Menggali Makna di Balik Tradisi Bekakak, Refleksi Budaya dan Kearifan Lokal
BSINews, Yogyakarta — Tradisi sering kali menjadi penanda paling jujur dari jati diri sebuah komunitas. Ia tidak lahir begitu saja, melainkan tumbuh dari pengalaman sejarah, nilai-nilai hidup, serta cara masyarakat memaknai hubungan mereka dengan alam dan sesama. Di tengah arus modernisasi yang kian deras, tradisi Bekakak hadir sebagai pengingat bahwa kearifan lokal masih memiliki ruang penting untuk direnungkan dan dijaga bersama.
Tradisi Bekakak yang umumnya dilaksanakan di wilayah Jawa, khususnya di Ambar Ketawang, Gamping, Sleman, Yogyakarta, bukan sekadar pesta rakyat atau ritual tahunan. Di balik prosesi tersebut tersimpan narasi panjang tentang relasi manusia dengan alam, leluhur, dan dimensi spiritual. Simbol pengorbanan berupa bekakak, replika pengantin dari ayam panggang menjadi inti perayaan yang merepresentasikan laku refleksi kolektif untuk memohon keselamatan, kesuburan, dan kesejahteraan.
Bekakak sebagai Pengingat Harmoni Manusia dan Alam
Dalam konteks kehidupan modern, tradisi Bekakak dapat dimaknai lebih dari sekadar ritus warisan masa lalu. Ia menyampaikan pesan tentang rasa syukur dan keberlanjutan hidup. Di saat eksploitasi alam kerap dilakukan tanpa pertimbangan jangka panjang, Bekakak mengajarkan pentingnya menjaga keseimbangan ekosistem serta menghormati alam sebagai sumber kehidupan.
Persembahan yang dilakukan dalam tradisi ini bukanlah bentuk kepasrahan tanpa makna, melainkan simbol komitmen masyarakat untuk hidup selaras dengan lingkungan. Nilai ini menjadi relevan untuk direnungkan kembali, terutama ketika krisis lingkungan semakin nyata di berbagai belahan dunia.
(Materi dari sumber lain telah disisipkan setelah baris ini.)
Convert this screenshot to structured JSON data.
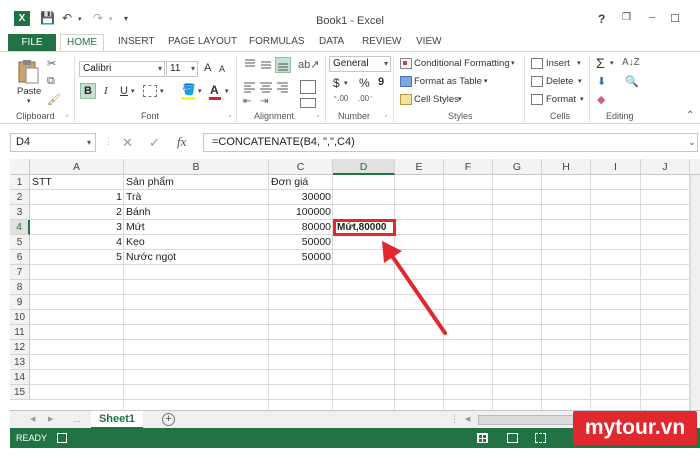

Baca juga: Tips Memanfaatkan E-Resources Perpustakaan UBSI Kampus Yogyakarta secara Optimal
Kebersamaan dan Kearifan Lokal yang Terus Hidup
Selain dimensi spiritual dan ekologis, Bekakak juga mencerminkan kuatnya nilai kebersamaan. Seluruh rangkaian persiapan mulai dari pembuatan bekakak, penyiapan sesaji, hingga pelaksanaan upacara melibatkan partisipasi warga secara kolektif. Proses ini memperkuat ikatan sosial dan menumbuhkan semangat gotong royong yang kini mulai tergerus oleh gaya hidup individualistik.
Lebih jauh, Bekakak menyimpan kearifan lokal yang menempatkan kekayaan spiritual dan kultural sebagai bagian penting dari kehidupan. Tradisi ini menjadi jembatan yang menghubungkan masa lalu dan masa kini, sekaligus menyampaikan pesan tentang kebijaksanaan leluhur dalam menghadapi tantangan hidup dengan kesederhanaan dan keharmonisan.
Di tengah globalisasi yang cenderung menyeragamkan budaya, menjaga dan merawat tradisi seperti Bekakak merupakan bentuk kesadaran akan pentingnya identitas. Tradisi ini bukan untuk dibekukan sebagai peninggalan masa lalu, melainkan dipahami, dimaknai ulang, dan dilestarikan agar tetap relevan dengan zaman. Dengan demikian, kita tidak hanya merawat warisan budaya, tetapi juga terus belajar dari nilai-nilai kearifan yang tak lekang oleh waktu.